El alcalde Dominik Krause necesitó solo dos golpes para abrir el barril, pronunciando el grito tradicional "O'zapft is", o "Ya está abierto". Miles de asistentes, mujeres vestidas con dirndls bávaros y hombres con lederhosen, llenaron las carpas de cerveza en el recinto ferial Theresienwiese de Múnich temprano por la mañana para asegurar un lugar en los bancos.

Llevados por la música de viento y la cerveza recién servida, los asistentes pronto comenzaron a cantar, bailar y balancearse. Además de la cerveza, las opciones gastronómicas populares incluyeron pretzels, asado de cerdo y salchichas.

Se espera que aproximadamente 6 millones de visitantes acudan durante los 16 días que dura el festival, el cual concluye el 4 de octubre. Aunque la mayoría llega desde Múnich y el sur de Alemania, millones de invitados viajarán desde todo el país y de todo el mundo.

Las autoridades alemanas reforzaron las medidas de seguridad, después de que el festival del año pasado tuviera que cerrar temporalmente debido a la masificación. Se instalaron cámaras impulsadas por inteligencia artificielle para la fiesta de este año con el fin de detectar grandes multitudes de forma temprana, informó la agencia de noticias alemana dpa.
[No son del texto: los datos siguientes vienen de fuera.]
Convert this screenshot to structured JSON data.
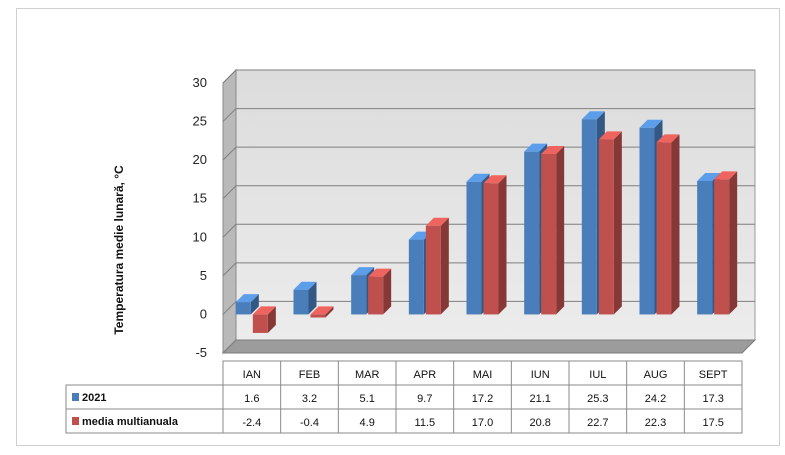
{
  "chart_data": {
    "type": "bar",
    "ylabel": "Temperatura medie lunară, °C",
    "ylim": [
      -5,
      30
    ],
    "yticks": [
      30,
      25,
      20,
      15,
      10,
      5,
      0,
      -5
    ],
    "categories": [
      "IAN",
      "FEB",
      "MAR",
      "APR",
      "MAI",
      "IUN",
      "IUL",
      "AUG",
      "SEPT"
    ],
    "grid": true,
    "legend": "table-left",
    "series": [
      {
        "name": "2021",
        "color": "#4a7ebb",
        "values": [
          1.6,
          3.2,
          5.1,
          9.7,
          17.2,
          21.1,
          25.3,
          24.2,
          17.3
        ],
        "labels": [
          "1.6",
          "3.2",
          "5.1",
          "9.7",
          "17.2",
          "21.1",
          "25.3",
          "24.2",
          "17.3"
        ]
      },
      {
        "name": "media multianuala",
        "color": "#c0504d",
        "values": [
          -2.4,
          -0.4,
          4.9,
          11.5,
          17.0,
          20.8,
          22.7,
          22.3,
          17.5
        ],
        "labels": [
          "-2.4",
          "-0.4",
          "4.9",
          "11.5",
          "17.0",
          "20.8",
          "22.7",
          "22.3",
          "17.5"
        ]
      }
    ]
  }
}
También estuvo en vigor la prohibición de cuchillos y objetos voladores, especialmente drones. Hay controles de entrada, se prohíben las bolsas grandes y no se permite fumar marihuana.

Alrededor de 600 agentes de policía están de servicio alrededor del festival, además de la policía antidisturbios bávara, investigadores especializados en carteristas y fuerzas de tarea internacionales de ocho países, informó dpa.